No caso do saneamento básico essas iniciativas significam o fim de um processo que vinha se desenvolvendo e se consolidando desde 2003 como, por exemplo, o fim de um longo período de contingenciamento de recursos públicos para o setor e logo depois a instituição do Plano de Aceleração do Crescimento (PAC) 1 e 2, que injetaram soma significativa de recursos no setor.
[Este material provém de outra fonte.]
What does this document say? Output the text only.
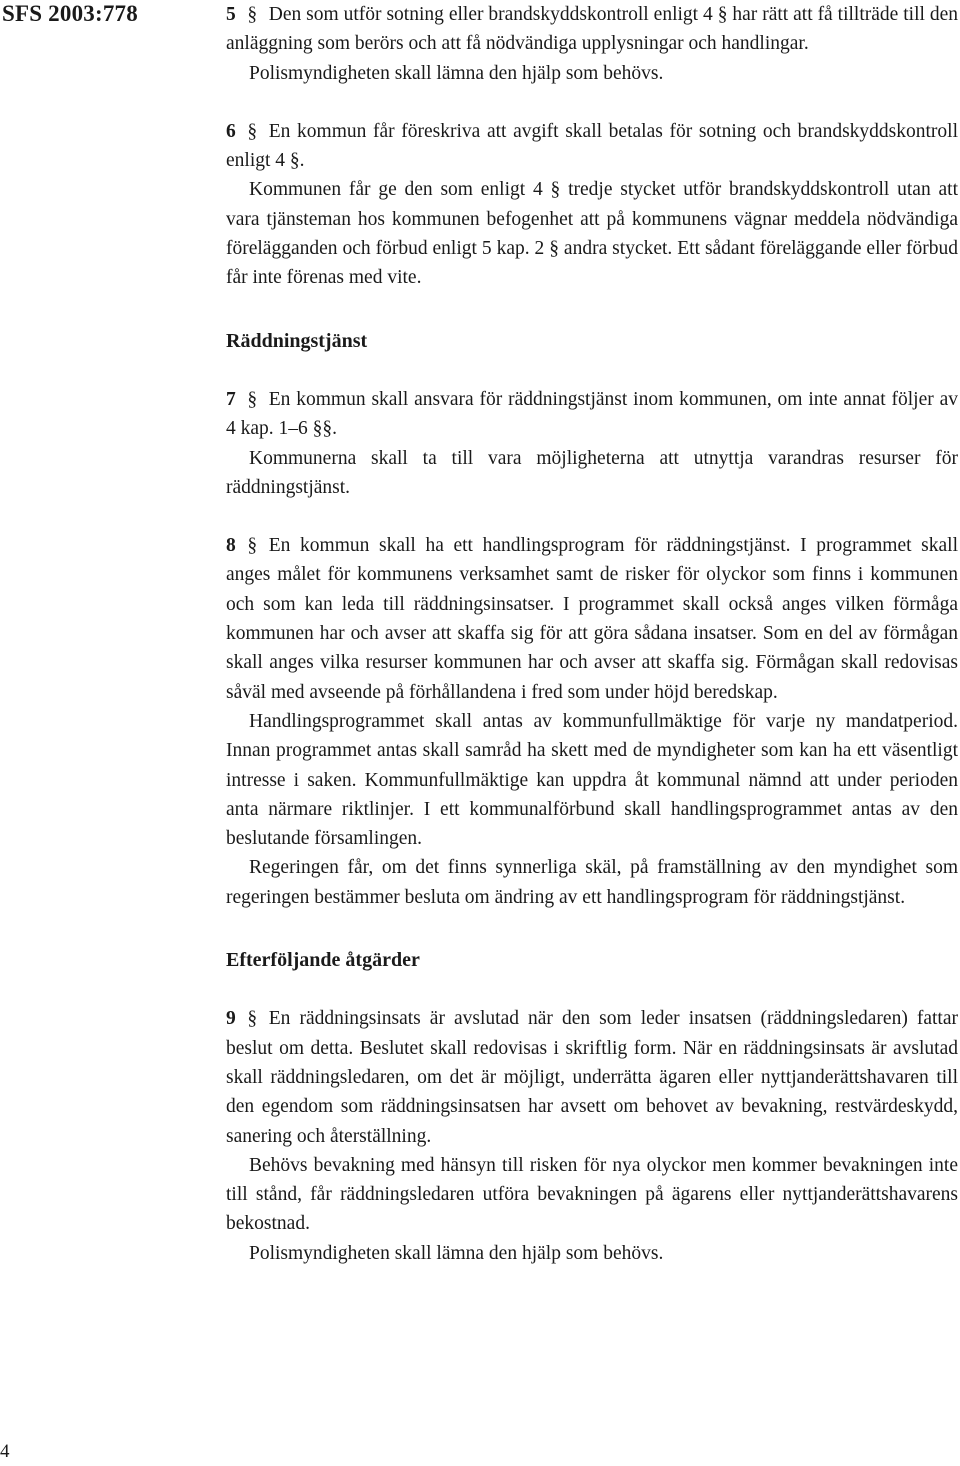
SFS 2003:778	5 § Den som utför sotning eller brandskyddskontroll enligt 4 § har rätt att få tillträde till den anläggning som berörs och att få nödvändiga upplysningar och handlingar.

Polismyndigheten skall lämna den hjälp som behövs.

6 § En kommun får föreskriva att avgift skall betalas för sotning och brandskyddskontroll enligt 4 §.

Kommunen får ge den som enligt 4 § tredje stycket utför brandskyddskontroll utan att vara tjänsteman hos kommunen befogenhet att på kommunens vägnar meddela nödvändiga förelägganden och förbud enligt 5 kap. 2 § andra stycket. Ett sådant föreläggande eller förbud får inte förenas med vite.

Räddningstjänst

7 § En kommun skall ansvara för räddningstjänst inom kommunen, om inte annat följer av 4 kap. 1–6 §§.

Kommunerna skall ta till vara möjligheterna att utnyttja varandras resurser för räddningstjänst.

8 § En kommun skall ha ett handlingsprogram för räddningstjänst. I programmet skall anges målet för kommunens verksamhet samt de risker för olyckor som finns i kommunen och som kan leda till räddningsinsatser. I programmet skall också anges vilken förmåga kommunen har och avser att skaffa sig för att göra sådana insatser. Som en del av förmågan skall anges vilka resurser kommunen har och avser att skaffa sig. Förmågan skall redovisas såväl med avseende på förhållandena i fred som under höjd beredskap.

Handlingsprogrammet skall antas av kommunfullmäktige för varje ny mandatperiod. Innan programmet antas skall samråd ha skett med de myndigheter som kan ha ett väsentligt intresse i saken. Kommunfullmäktige kan uppdra åt kommunal nämnd att under perioden anta närmare riktlinjer. I ett kommunalförbund skall handlingsprogrammet antas av den beslutande församlingen.

Regeringen får, om det finns synnerliga skäl, på framställning av den myndighet som regeringen bestämmer besluta om ändring av ett handlingsprogram för räddningstjänst.

Efterföljande åtgärder

9 § En räddningsinsats är avslutad när den som leder insatsen (räddningsledaren) fattar beslut om detta. Beslutet skall redovisas i skriftlig form. När en räddningsinsats är avslutad skall räddningsledaren, om det är möjligt, underrätta ägaren eller nyttjanderättshavaren till den egendom som räddningsinsatsen har avsett om behovet av bevakning, restvärdeskydd, sanering och återställning.

Behövs bevakning med hänsyn till risken för nya olyckor men kommer bevakningen inte till stånd, får räddningsledaren utföra bevakningen på ägarens eller nyttjanderättshavarens bekostnad.

Polismyndigheten skall lämna den hjälp som behövs.

4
Destaque também para a criação do Ministério das Cidades, antiga reivindicação dos movimentos pela reforma urbana; a realização das conferências nacionais das cidades; o estabelecimento dos comitês técnicos de saneamento; mobilidade e habitação e a formulação do Plano Nacional de Saneamento (Plansab), enfim, a concretização de um amplo processo de participação e controle social.
Estão na mira da privatização, por meio do Programa de Parcerias de Investimentos (PPI), a Companhia Estadual de Águas e Esgotos (CEDAE) do Rio de Janeiro; a Companhia de Saneamento do Pará (COSANPA), a Empresa Baiana de Águas e Saneamento S.A (EMBASA); a Companhia Espírito Santense de Saneamento (CESAN) e a Companhia de Águas e Esgotos de Rondônia (CAERD). Vale destacar que o Aquífero Guarani uma das maiores reservas de água doce do país, também tem sido colocado na agenda das privatizações, sobretudo, dos grandes grupos econômicos.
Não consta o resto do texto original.